Dev tersenyum karena bisa menatap bintang bersama seseorang. Biasanya ia dan Fida selalu tidur di bawah langit secara langsung. Karena bisa melihat indahnya langit malam sebelum memejamkan mata.

****

"Kamu nggak boleh melewati batas. Guling ini batas di antara kita. Kalau kamu ngelanggar, harus terima hukuman," tunjuk Clara pada guling pembatas tidur mereka.

"Kita tidur seranjang, tapi nggak pelukan. Rasanya kayak masih bujangan aja," sahut Dev.

"Pokoknya kamu nggak boleh melewati batas. Kamu ngerti?!" tanya Clara dengan nada meninggi.

"Nggak usah ngatur. Jangan-jangan lu kalau tidur kayak walang keket. Muter sana muter sini," tuduh Dev.

Ia geleng-geleng kepala tak mengerti apa isi otak gadis ini hingga harus membuat pagar pembatas.

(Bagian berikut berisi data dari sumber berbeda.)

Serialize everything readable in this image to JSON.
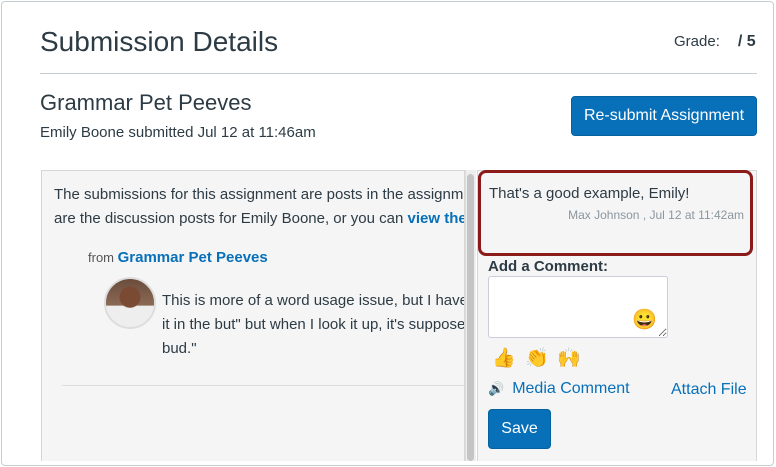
{
  "header": {
    "title": "Submission Details",
    "grade_label": "Grade:",
    "grade_value": "/ 5"
  },
  "assignment": {
    "name": "Grammar Pet Peeves",
    "submitted": "Emily Boone submitted Jul 12 at 11:46am",
    "resubmit_label": "Re-submit Assignment"
  },
  "content": {
    "intro_1": "The submissions for this assignment are posts in the assignment's discussion. Below",
    "intro_2": "are the discussion posts for Emily Boone, or you can ",
    "intro_link": "view the full discussion",
    "from_label": "from",
    "from_link": "Grammar Pet Peeves",
    "post_1": "This is more of a word usage issue, but I have always said \"nip",
    "post_2": "it in the but\" but when I look it up, it's supposed to be \"nip it in the",
    "post_3": "bud.\""
  },
  "comments": {
    "text": "That's a good example, Emily!",
    "meta": "Max Johnson , Jul 12 at 11:42am",
    "add_label": "Add a Comment:",
    "input_value": "",
    "emoji_picker": "😀",
    "quick_emojis": [
      "👍",
      "👏",
      "🙌"
    ],
    "media_label": "Media Comment",
    "attach_label": "Attach File",
    "save_label": "Save"
  }
}
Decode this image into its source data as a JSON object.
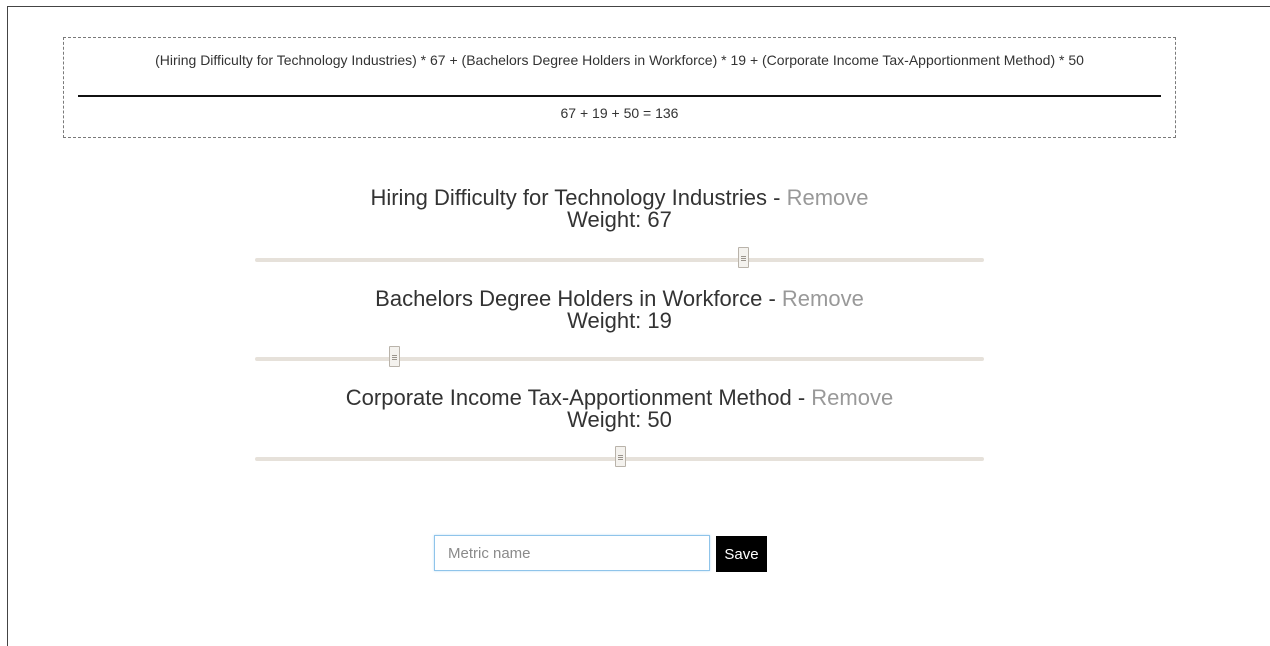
{
  "formula": {
    "numerator": "(Hiring Difficulty for Technology Industries) * 67 + (Bachelors Degree Holders in Workforce) * 19 + (Corporate Income Tax-Apportionment Method) * 50",
    "denominator": "67 + 19 + 50 = 136"
  },
  "metrics": [
    {
      "name": "Hiring Difficulty for Technology Industries",
      "separator": " - ",
      "remove_label": "Remove",
      "weight_label": "Weight: 67",
      "weight": 67
    },
    {
      "name": "Bachelors Degree Holders in Workforce",
      "separator": " - ",
      "remove_label": "Remove",
      "weight_label": "Weight: 19",
      "weight": 19
    },
    {
      "name": "Corporate Income Tax-Apportionment Method",
      "separator": " - ",
      "remove_label": "Remove",
      "weight_label": "Weight: 50",
      "weight": 50
    }
  ],
  "slider_range": [
    0,
    100
  ],
  "save_form": {
    "placeholder": "Metric name",
    "value": "",
    "save_label": "Save"
  },
  "colors": {
    "remove_link": "#999999",
    "save_button_bg": "#000000",
    "input_focus_border": "#8fc4ea",
    "slider_track": "#e6e1da"
  }
}
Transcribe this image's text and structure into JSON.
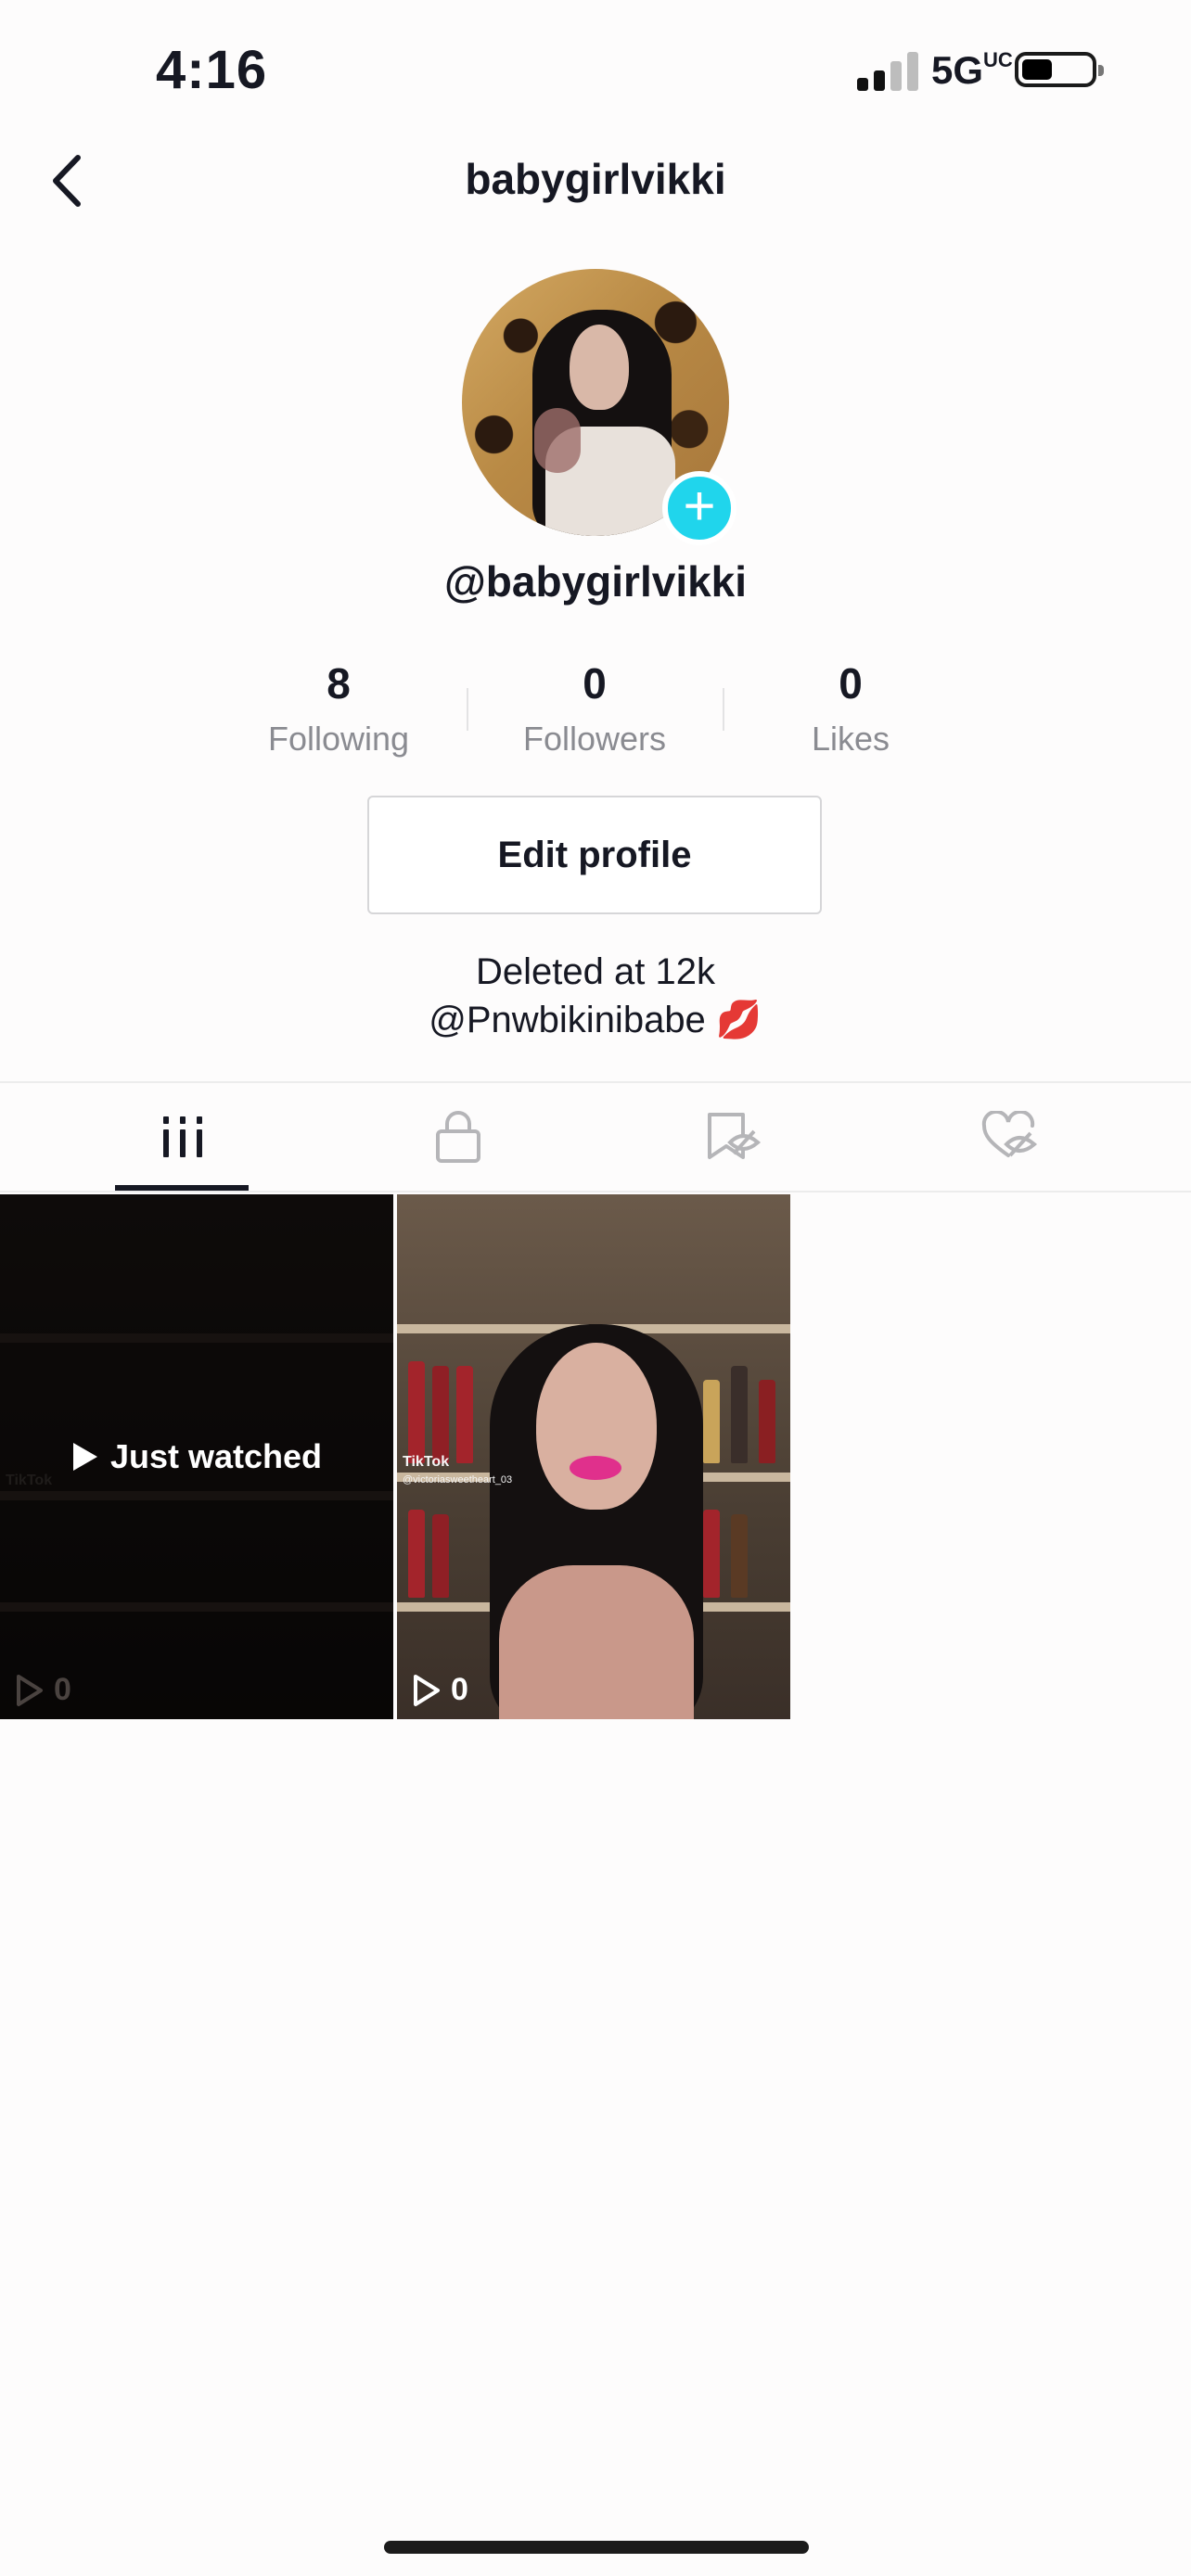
{
  "status_bar": {
    "time": "4:16",
    "network": "5G",
    "network_suffix": "UC"
  },
  "header": {
    "title": "babygirlvikki"
  },
  "profile": {
    "handle": "@babygirlvikki",
    "stats": [
      {
        "value": "8",
        "label": "Following"
      },
      {
        "value": "0",
        "label": "Followers"
      },
      {
        "value": "0",
        "label": "Likes"
      }
    ],
    "edit_label": "Edit profile",
    "bio_line1": "Deleted at 12k",
    "bio_line2": "@Pnwbikinibabe 💋"
  },
  "tabs": [
    {
      "icon": "grid-icon",
      "active": true
    },
    {
      "icon": "lock-icon",
      "active": false
    },
    {
      "icon": "hidden-bookmark-icon",
      "active": false
    },
    {
      "icon": "hidden-heart-icon",
      "active": false
    }
  ],
  "videos": [
    {
      "overlay_label": "Just watched",
      "plays": "0",
      "watermark": "TikTok"
    },
    {
      "plays": "0",
      "watermark": "TikTok",
      "watermark_user": "@victoriasweetheart_03"
    }
  ],
  "colors": {
    "accent": "#20d5ec",
    "text": "#161823",
    "muted": "#8a8b91"
  }
}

Padahal ranjangnya lumayan kecil. Pergerakan mereka akan sangat terbatas. Terlebih lagi, ada pembatas yang sangat membagongkan.

"Aku nggak kayak gitu ya. Jangan-jangan kamu sendiri lagi," bantah Clara.

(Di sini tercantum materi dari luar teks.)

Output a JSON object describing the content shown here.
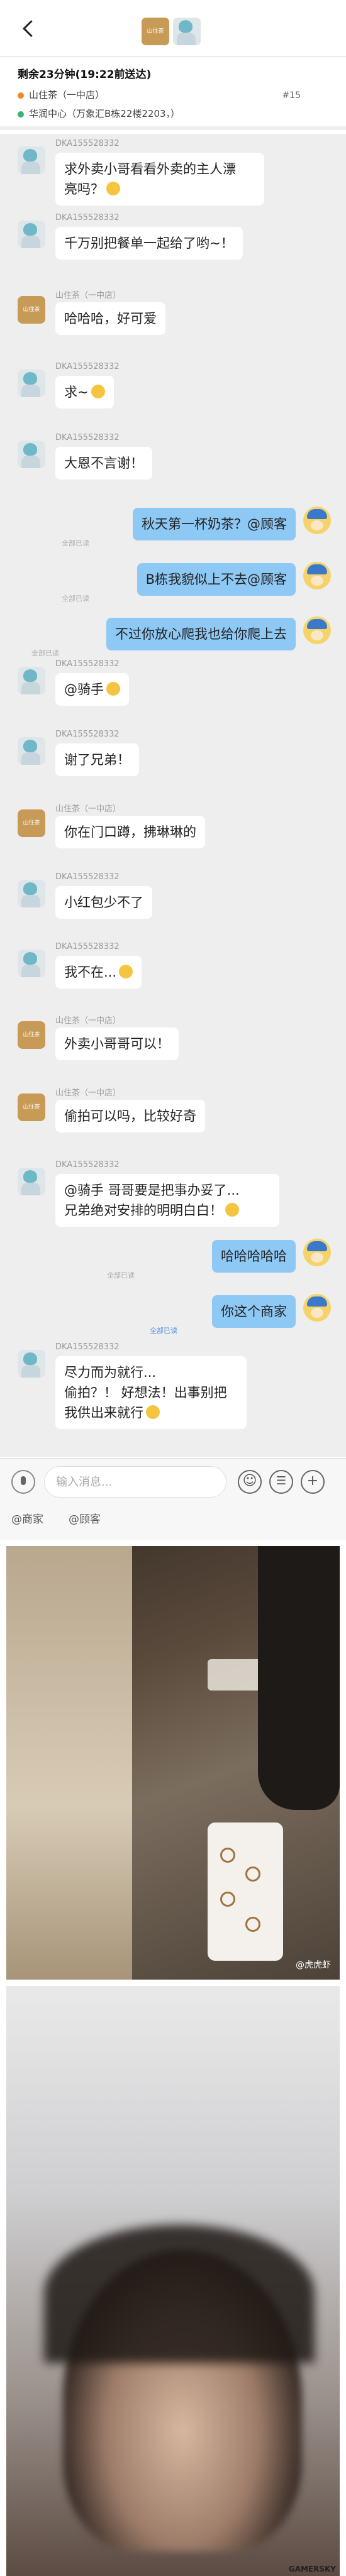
{
  "header": {
    "shop_avatar_text": "山住茶"
  },
  "order": {
    "time_left": "剩余23分钟(19:22前送达)",
    "shop": "山住茶（一中店）",
    "address": "华润中心（万象汇B栋22楼2203，）",
    "number": "#15",
    "shop_dot_color": "#f08a24",
    "address_dot_color": "#3cb371"
  },
  "messages": {
    "m1": {
      "name": "DKA155528332",
      "text": "求外卖小哥看看外卖的主人漂\n亮吗？"
    },
    "m2": {
      "name": "DKA155528332",
      "text": "千万别把餐单一起给了哟~！"
    },
    "m3": {
      "name": "山住茶（一中店）",
      "text": "哈哈哈，好可爱"
    },
    "m4": {
      "name": "DKA155528332",
      "text": "求~"
    },
    "m5": {
      "name": "DKA155528332",
      "text": "大恩不言谢！"
    },
    "m6": {
      "text": "秋天第一杯奶茶？@顾客"
    },
    "m7": {
      "text": "B栋我貌似上不去@顾客"
    },
    "m8": {
      "text": "不过你放心爬我也给你爬上去"
    },
    "m9": {
      "name": "DKA155528332",
      "text": "@骑手"
    },
    "m10": {
      "name": "DKA155528332",
      "text": "谢了兄弟！"
    },
    "m11": {
      "name": "山住茶（一中店）",
      "text": "你在门口蹲，拂琳琳的"
    },
    "m12": {
      "name": "DKA155528332",
      "text": "小红包少不了"
    },
    "m13": {
      "name": "DKA155528332",
      "text": "我不在..."
    },
    "m14": {
      "name": "山住茶（一中店）",
      "text": "外卖小哥哥可以！"
    },
    "m15": {
      "name": "山住茶（一中店）",
      "text": "偷拍可以吗，比较好奇"
    },
    "m16": {
      "name": "DKA155528332",
      "text": "@骑手 哥哥要是把事办妥了...\n兄弟绝对安排的明明白白！"
    },
    "m17": {
      "text": "哈哈哈哈哈"
    },
    "m18": {
      "text": "你这个商家"
    },
    "m19": {
      "name": "DKA155528332",
      "text": "尽力而为就行...\n偷拍？！ 好想法！出事别把\n我供出来就行"
    }
  },
  "status": {
    "all_read": "全部已读"
  },
  "input": {
    "placeholder": "输入消息...",
    "mention_shop": "@商家",
    "mention_customer": "@顾客"
  },
  "photo1": {
    "watermark": "@虎虎虾"
  },
  "photo2": {
    "watermark": "GAMERSKY"
  }
}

Ia memutar kedua bola matanya malas. Karena laki-laki ini sangat cerewet seperti perempuan. Besok harusnya ganti pakai rok saja.

"Mana ada? Sumpah nih ranjang udah sempit malah lu buat lebih sempit lagi. Lu pikir pembatas negara apa?!"

"Udah nggak usah protes. Kalau kamu nggak mau aku tidur di luar. Biar nanti aku jatuh sakit dan ngerepotin kamu," ancam Clara tak main-main.

Dev hanya bisa mengelus dada. Karena punya istri seperti Clara sangat menguji kesabaran dan menggoda iman. Untung saja ia memiliki iman yang kuat.

"Aku udah ngantuk mau tidur, selamat malam, Devaro Mahardika Sanjaya!"

Setelah mengucapkan salam, ia langsung tidur. Sedangkan Dev tidak percaya dengan apa yang baru saja ia dengar. Ia seperti sedang bersama Fida saja. Tetapi, gadis itu tidak semanis Clara.

"Iya, selamat malam, Ra."

"Eh ... udah tidur!"

Ia mendengus kesal. Belum ada lima menit, gadis itu sudah menuju ke alam mimpi.

"Have a nice dream, Clara Marshita Anjelika!"

Ia tersenyum, kemudian berbaring di samping istrinya. Ia menoleh sekilas menatap wajahnya. Kemudian ia menyibak rambut yang menutupi sebagian wajah gadis malang itu.